Co-Authored-By: Claude Opus 4.8 (1M context) <noreply@anthropic.com>
89ef3b0 to
de9cdc1
Compare
…ispr#837 Reconcile feat/gemma-4-thinking-level with upstream OpenWhispr#837 (Gemini 3.5 Flash + Gemini thinking-disable rework), which touched the same Gemini logic. - Extract resolveGeminiThinkingConfig() (src/services/ai/geminiThinking.ts), shared by the native REST cleanup path (gemini.ts) and the AI-SDK agent path (ReasoningService.ts): Gemma 4 maps the "Disable thinking" toggle two-way (minimal/high); supportsThinking-only models (e.g. Gemini 3.5 Flash) drop to minimal when disabled, matching OpenWhispr#837. Always sets includeThoughts:false. - gemini.ts: keep the `??` temperature fix and the multi-part thought-filtering parser; adopt OpenWhispr#837's GeminiGenerationConfig interface. - ReasoningService.ts: honor the thinking level in agent/tools mode too, closing the gap where the Minimal/High selector only affected the cleanup path. - Add unit tests for the mapping (test/services/geminiThinking.test.js). Co-Authored-By: Claude Opus 4.8 (1M context) <noreply@anthropic.com>
|
Merged What the merge does
Validation: Still pending: a live smoke test of |
|
✅ Smoke-tested
|
Summary
Follow-up to #892, which added the two Gemma 4 cloud models (
gemma-4-31b-it,gemma-4-26b-a4b-it) to the Gemini picker but left two Gemma-specific gaps:thinkingBudgetandthinkingLevel: "low"are rejected with HTTP 400), but it does acceptthinkingLevel: "minimal"(~700ms) and"high".thought: trueplus a separate answer part. The provider readparts[0], so dictation cleanup returned the model's chain-of-thought instead of the cleaned text.This PR adds a thinking-level control for Gemma, fixes the response parsing, and surfaces it in the UI as a clear Minimal / High selector.
UI
Because Gemma's thinking can only be dialed, not disabled, the plain on/off "Disable thinking" toggle was confusing. For models that declare
thinkingLevels(the two Gemma 4 entries), the settings panel now shows a labeled segmented control instead:thinkingLevelsentminimalhighIt maps onto the same
disableThinkingflag the toggle used (minimal =true), so the provider logic is unchanged. Every other thinking-capable model keeps the existing toggle.

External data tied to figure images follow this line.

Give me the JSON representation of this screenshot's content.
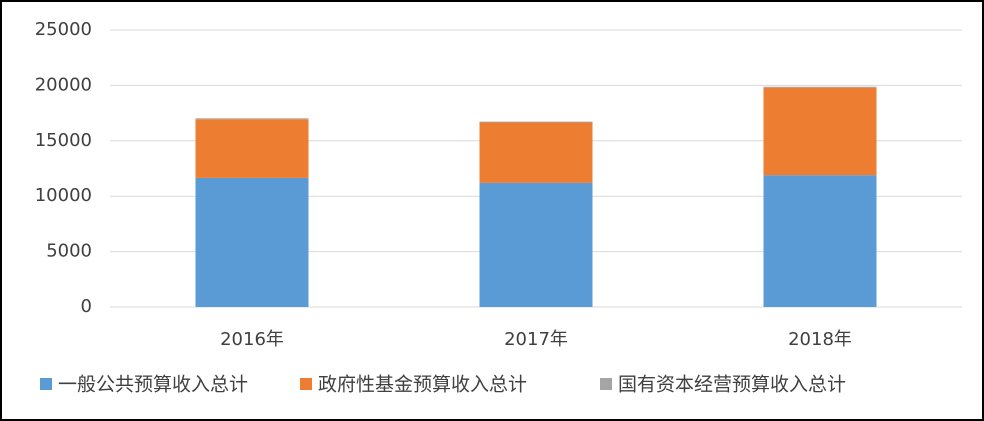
{
  "chart_data": {
    "type": "stacked_bar",
    "categories": [
      "2016年",
      "2017年",
      "2018年"
    ],
    "series": [
      {
        "name": "一般公共预算收入总计",
        "color": "#5b9bd5",
        "values": [
          11650,
          11200,
          11900
        ]
      },
      {
        "name": "政府性基金预算收入总计",
        "color": "#ed7d31",
        "values": [
          5300,
          5450,
          7900
        ]
      },
      {
        "name": "国有资本经营预算收入总计",
        "color": "#a5a5a5",
        "values": [
          80,
          80,
          80
        ]
      }
    ],
    "ylim": [
      0,
      25000
    ],
    "yticks": [
      0,
      5000,
      10000,
      15000,
      20000,
      25000
    ],
    "grid": true,
    "legend": "bottom"
  }
}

Default is Minimal, so Gemma is fast out of the box.Changes
src/models/ModelRegistry.ts— add a Gemini-onlythinkingLevels?: { disabled, enabled }field toCloudModelDefinition.src/models/modelRegistryData.json— both Gemma entries getsupportsThinking: trueandthinkingLevels: { "disabled": "minimal", "enabled": "high" }.src/services/ai/inferenceProviders/gemini.tsgenerationConfig.thinkingConfigonly for models that declarethinkingLevels— the other Gemini models are untouched.thoughtparts in the response and join the rest (no-op for single-part responses likegemini-2.5-flash-lite).config.temperature ?? 0.3(was||) so an explicittemperature: 0isn't overridden, matchingReasoningService.src/components/ui/ThinkingLevelSelector.tsx(new) — compact Minimal/High segmented control, styled to matchActivationModeSelector.src/components/settings/InferenceConfigEditor.tsx— render the selector forthinkingLevelsmodels, the toggle otherwise.src/locales/*/translation.json—reasoning.thinkingLevel.{label,help,minimal,high}added to all 10 locales.Scoped so nothing changes for
gemini-3.1-pro-preview,gemini-3-flash-preview, orgemini-2.5-flash-lite.tsc --noEmit, eslint, and prettier all pass.Testing
Verified live in the running app: Settings → AI Models → Language Models → Providers → Gemini → Gemma 4, the Minimal/High selector appears (defaulting to Minimal) and switches the level. Verified against the Gemini API that both Gemma models accept
minimal/highand return clean output oncethoughtparts are filtered.